La trama de Il cacciatore di aquiloni
Si dice che il tempo guarisca ogni ferita. Ma, per Amir, il passato è una bestia dai lunghi artigli, pronta a riacciuffarlo quando meno se lo aspetta. Sono trascorsi molti anni dal giorno in cui la vita del suo amico Hassan – il cacciatore di aquiloni – è cambiata per sempre in un vicolo di Kabul. Quel giorno, Amir si è macchiato di una colpa terribile.
Sarà una telefonata inaspettata a risvegliare i fantasmi della sua coscienza. Sarà una telefonata a riportarlo in un Afghanistan martoriato dalla violenza per riprendere la strada verso la sua dolorosa redenzione.
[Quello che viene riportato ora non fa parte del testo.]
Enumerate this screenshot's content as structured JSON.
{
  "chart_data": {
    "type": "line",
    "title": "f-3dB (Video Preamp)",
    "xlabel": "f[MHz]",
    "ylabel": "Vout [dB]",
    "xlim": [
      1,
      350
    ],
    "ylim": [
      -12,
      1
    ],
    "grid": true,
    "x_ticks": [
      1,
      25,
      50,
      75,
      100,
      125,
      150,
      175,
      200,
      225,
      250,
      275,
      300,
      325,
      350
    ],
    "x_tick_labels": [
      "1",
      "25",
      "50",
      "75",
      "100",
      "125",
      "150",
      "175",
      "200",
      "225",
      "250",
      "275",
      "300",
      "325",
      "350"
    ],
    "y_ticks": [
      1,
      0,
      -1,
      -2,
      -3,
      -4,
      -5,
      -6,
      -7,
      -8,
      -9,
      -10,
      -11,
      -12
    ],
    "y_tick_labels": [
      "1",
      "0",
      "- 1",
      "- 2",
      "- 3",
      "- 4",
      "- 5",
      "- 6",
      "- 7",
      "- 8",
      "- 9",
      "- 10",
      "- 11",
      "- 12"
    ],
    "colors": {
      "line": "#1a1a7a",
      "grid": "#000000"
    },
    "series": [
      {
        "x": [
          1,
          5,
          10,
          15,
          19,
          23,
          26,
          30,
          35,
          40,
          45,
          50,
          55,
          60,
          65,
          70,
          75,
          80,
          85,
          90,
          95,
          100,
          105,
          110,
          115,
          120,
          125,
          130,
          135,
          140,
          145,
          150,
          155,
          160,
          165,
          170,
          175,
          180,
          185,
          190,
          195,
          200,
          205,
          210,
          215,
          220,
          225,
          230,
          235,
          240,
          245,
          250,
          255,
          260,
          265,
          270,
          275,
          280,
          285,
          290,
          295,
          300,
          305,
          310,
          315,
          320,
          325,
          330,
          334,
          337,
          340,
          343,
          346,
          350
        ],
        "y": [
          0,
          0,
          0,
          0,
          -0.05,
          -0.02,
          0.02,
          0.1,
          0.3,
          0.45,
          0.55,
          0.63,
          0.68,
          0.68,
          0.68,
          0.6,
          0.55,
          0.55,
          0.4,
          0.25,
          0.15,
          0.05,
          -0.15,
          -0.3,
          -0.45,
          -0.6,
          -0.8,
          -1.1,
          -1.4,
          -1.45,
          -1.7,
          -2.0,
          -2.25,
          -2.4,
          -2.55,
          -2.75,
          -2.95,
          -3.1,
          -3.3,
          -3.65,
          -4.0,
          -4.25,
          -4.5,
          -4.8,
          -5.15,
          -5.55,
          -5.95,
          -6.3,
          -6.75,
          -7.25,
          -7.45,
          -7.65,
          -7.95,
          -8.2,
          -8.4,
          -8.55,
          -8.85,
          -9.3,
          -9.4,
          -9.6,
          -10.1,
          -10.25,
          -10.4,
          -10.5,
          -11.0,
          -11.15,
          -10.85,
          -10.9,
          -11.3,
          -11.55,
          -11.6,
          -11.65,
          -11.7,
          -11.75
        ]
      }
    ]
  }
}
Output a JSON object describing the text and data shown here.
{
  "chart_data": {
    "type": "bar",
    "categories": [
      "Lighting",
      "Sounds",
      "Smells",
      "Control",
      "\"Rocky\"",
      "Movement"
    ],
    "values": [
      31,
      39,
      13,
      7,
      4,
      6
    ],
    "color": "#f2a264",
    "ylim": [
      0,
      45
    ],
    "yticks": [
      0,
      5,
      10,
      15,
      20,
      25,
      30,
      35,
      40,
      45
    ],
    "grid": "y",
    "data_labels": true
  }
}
La trama di Mille splendidi soli
A quindici anni, Mariam non è mai stata a Herat. Dalla sua kolba di legno in cima alla collina, osserva i minareti in lontananza e attende con ansia l’arrivo del giovedì, il giorno in cui il padre le fa visita e le parla di poeti e giardini meravigliosi, di razzi che atterrano sulla luna e dei film che proietta nel suo cinema. Mariam vorrebbe avere le ali per raggiungere la casa di Herat. Qui il padre non la porterà mai perché lei è una harami, una bastarda, e sarebbe un’umiliazione per le sue tre mogli e i dieci figli legittimi ospitarla sotto lo stesso tetto. Vorrebbe anche andare a scuola, ma sarebbe inutile, le dice sua madre, come lucidare una sputacchiera. L’unica cosa che deve imparare è la sopportazione.
Laila è nata a Kabul la notte della rivoluzione, nell’aprile del 1978. Aveva solo due anni quando i suoi fratelli si sono arruolati nella jihad. Per questo, il giorno del funerale, le è difficile piangere. Per Laila, il vero fratello è Tariq, che ha perso una gamba su una mina ma sa difenderla dai dispetti dei coetanei; il compagno di giochi che le insegna le parolacce in pashto e ogni sera le dà la buonanotte con segnali luminosi dalla finestra.
Mariam e Laila non potrebbero essere più diverse, ma la guerra le farà incontrare in modo imprevedibile. Dall’intreccio di due destini, una storia che ripercorre la Storia di un paese in cerca di pace, dove l’amicizia e l’amore sembrano ancora l’unica salvezza.